Glorious voices and sounds, coming out of the shoegaze era, but with a bigger beat and a huge heart. They seemed world-beaters, but couldn’t keep it together. Still, they wrote and recorded some very fine music in a great flash. Given that you can buy The Complete Stone Roses gives you a hint of how fast they came in and how quickly they were gone.
Now they seem like an institution, but, when they first appeared, no one, basically, had seen or heard anything like them. This was punk made by art school students. Odd, angular, head-scratching, straight-up quirk. When they hooked up with Brian Eno and began to introduce polyrhythmic, world beats to their music, magic happened. The shift started with Remain in Light. You can trace multiple musical branches from that album alone.
One foot in the Sixties, one foot in the Eighties new wave scene, Petty has pretty much settled into making American music. A greatly underrated observer of contemporary life, the writer in him comes to the fore in Hard Promises. A little Springsteen, a lot of the Byrds, and an outlook all his own.
One of the most original voices in music, Tom’s been through a number of incarnations, from Beat-influenced piano scuffler to poet of drinkers and The Life to off-kilter musicologist and mythologist of the strange, neglected, and poignant. He tries new stuff. He looks at the world through odd goggles. He’s been known to cross state lines to buy good fireworks. One of the best damn lyricists ever. And he’s unafraid to be funny or heartbreaking, sometimes in the same song. It’s hard to say where to start, but a lot of folks have started their love affair with The Mule Variations.

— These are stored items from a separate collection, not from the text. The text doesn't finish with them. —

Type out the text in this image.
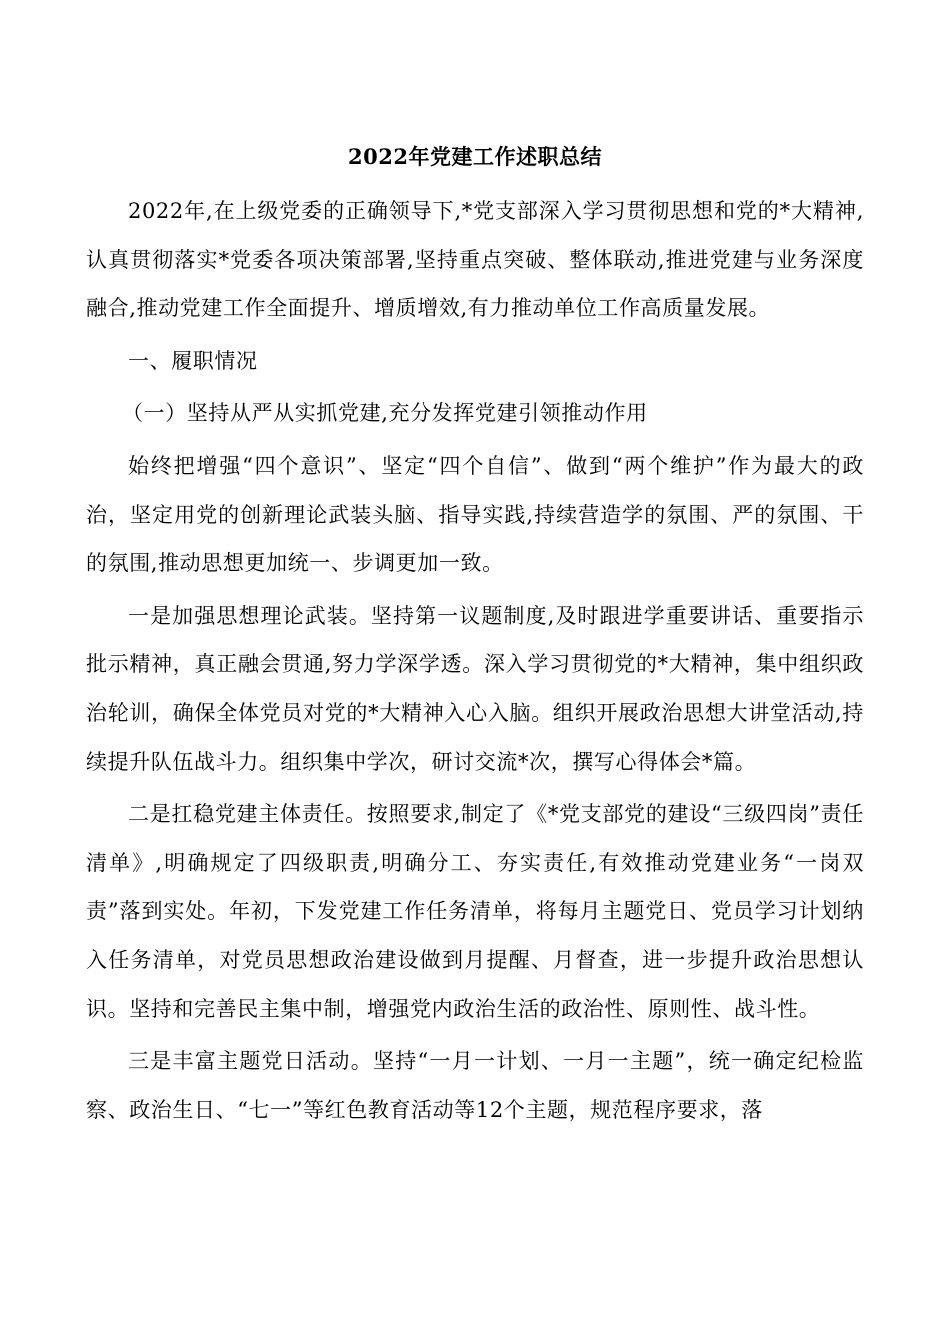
2022年党建工作述职总结

2022年,在上级党委的正确领导下,*党支部深入学习贯彻思想和党的*大精神,认真贯彻落实*党委各项决策部署,坚持重点突破、整体联动,推进党建与业务深度融合,推动党建工作全面提升、增质增效,有力推动单位工作高质量发展。

一、履职情况

（一）坚持从严从实抓党建,充分发挥党建引领推动作用

始终把增强“四个意识”、坚定“四个自信”、做到“两个维护”作为最大的政治，坚定用党的创新理论武装头脑、指导实践,持续营造学的氛围、严的氛围、干的氛围,推动思想更加统一、步调更加一致。

一是加强思想理论武装。坚持第一议题制度,及时跟进学重要讲话、重要指示批示精神，真正融会贯通,努力学深学透。深入学习贯彻党的*大精神，集中组织政治轮训，确保全体党员对党的*大精神入心入脑。组织开展政治思想大讲堂活动,持续提升队伍战斗力。组织集中学次，研讨交流*次，撰写心得体会*篇。

二是扛稳党建主体责任。按照要求,制定了《*党支部党的建设“三级四岗”责任清单》,明确规定了四级职责,明确分工、夯实责任,有效推动党建业务“一岗双责”落到实处。年初，下发党建工作任务清单，将每月主题党日、党员学习计划纳入任务清单，对党员思想政治建设做到月提醒、月督查，进一步提升政治思想认识。坚持和完善民主集中制，增强党内政治生活的政治性、原则性、战斗性。

三是丰富主题党日活动。坚持“一月一计划、一月一主题”，统一确定纪检监察、政治生日、“七一”等红色教育活动等12个主题，规范程序要求，落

A new shoegaze/dream pop duo with a great, rich sound. They’re just coming up, so their music can best be had through their website, though you can get a couple singles through Amazon: try Rotation.
The writer’s rocker. Seriously. Warren proved so beloved among writers that a bunch of them (including Hunter S. Thompson and Paul Muldoon) got together and co-wrote songs with for him (for 2008’s My Ride’s Here). Probably just because he was smart, literate, dark, consistently dramatic, and funny as hell. He left us way too soon, and, damn, I miss him. Excitable Boy is the classic.
Of the big three from the Sixties (with the Beatles and the Stones…Dylan was in a class by himself), only the Who seemed to so effectively synch with the era’s restless energy and aggression, and, for a time, they became known as one of the world’s finest (and loudest) live bands. They were also a bunch of funny bastards. Daltrey lay down the template for hard rock singers. Entwistle played with impossible fluidity and grace. Pete Townsend consistently wrote (and writes) smart, innovative music. And Keith Moon…was the best Keith Moon-style drummer in the world. Try the soundtrack album The Kids are Alright for a good introduction to the classic era.